I knelt down to help him up, but he shouted, ‘Don’t touch me! Leave me alone!’ and hung there for a while, sucking in air through clenched teeth, clinging to the doorframe, his head below his hands, and blood seeping out between his fingers, tracing down his wrist onto the back of his neck and around onto his jaw. ‘I am through,’ he said. ‘I am on your side.’
Slowly, he raised himself onto his knees, pulling himself hand over hand up the doorframe. He paused for breath, and let me prise his fingers from the jamb and clasp his right hand with both of mine.
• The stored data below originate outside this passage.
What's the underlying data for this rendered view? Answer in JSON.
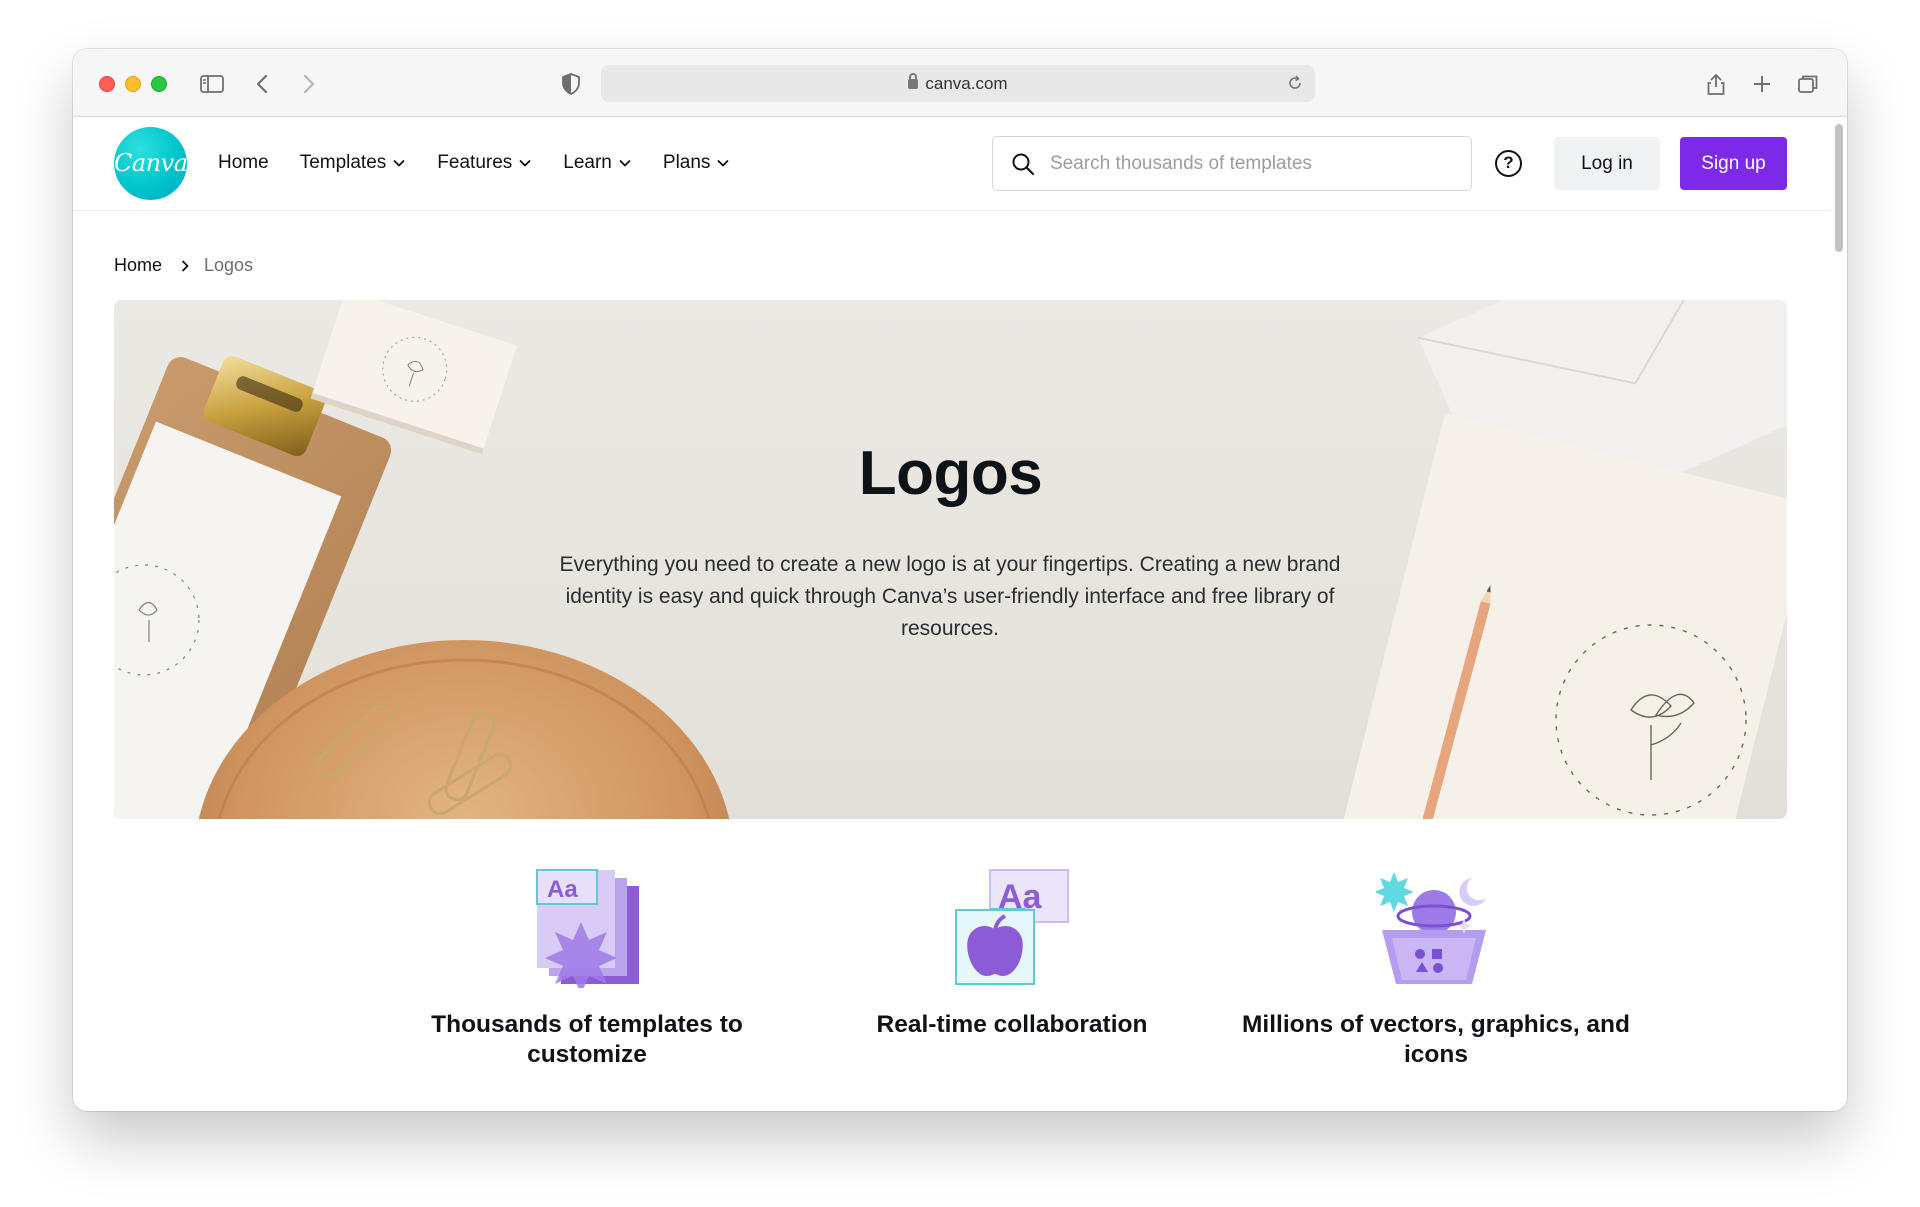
{
  "browser": {
    "url": "canva.com"
  },
  "nav": {
    "logo_text": "Canva",
    "links": [
      {
        "label": "Home",
        "has_menu": false
      },
      {
        "label": "Templates",
        "has_menu": true
      },
      {
        "label": "Features",
        "has_menu": true
      },
      {
        "label": "Learn",
        "has_menu": true
      },
      {
        "label": "Plans",
        "has_menu": true
      }
    ],
    "search_placeholder": "Search thousands of templates",
    "help_label": "?",
    "login_label": "Log in",
    "signup_label": "Sign up"
  },
  "breadcrumb": {
    "home": "Home",
    "current": "Logos"
  },
  "hero": {
    "title": "Logos",
    "description": "Everything you need to create a new logo is at your fingertips. Creating a new brand identity is easy and quick through Canva’s user-friendly interface and free library of resources."
  },
  "features": [
    {
      "title": "Thousands of templates to customize",
      "icon": "templates-icon"
    },
    {
      "title": "Real-time collaboration",
      "icon": "collaboration-icon"
    },
    {
      "title": "Millions of vectors, graphics, and icons",
      "icon": "graphics-icon"
    }
  ],
  "colors": {
    "brand_teal": "#00c4cc",
    "brand_purple": "#7d2ae8"
  }
}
I pulled him to his feet and he stepped forward through the doorway, a shiny black string of blood clinging to his chin and his ruffled hair gleaming with drops of perspiration. As I released his hand I felt the slime of his blood on the palms of my hands and fingers, smooth and resinous, so that I felt I might be able to roll its substance into a ball between my fingertips. My father brushed the dust from his trousers and jacket, and then, pulling back his shoulders, he stepped out into the street once more, retrieved his cane and turned around to face me. ‘Aha,’ he said, ‘just as I thought.’ His tone of triumph, of vindication, puzzled me until I realised that the door had once more closed over for him, had become a wall again. He walked forward and stopped short, as before, but then reached out his bloodied hand and touched the doorframe. His face lit up, and he let out a triumphant ‘pah’, as if with that touch the thin membrane had curled itself away into nothingness, that the wall within his mind had become a doorway again. He walked through and placed his hand on my shoulder. ‘Thank you,’ he said, and he shuffled off on his walking stick a few paces before stopping. I waited for him to announce the lesson, the maxim to be taken from what had just transpired; but he stood swaying slightly on his stick, and then without turning back said, ‘After we have eaten, Little Magou, you will explain to me the significance of today’s riddle. Take some time to consider it first.’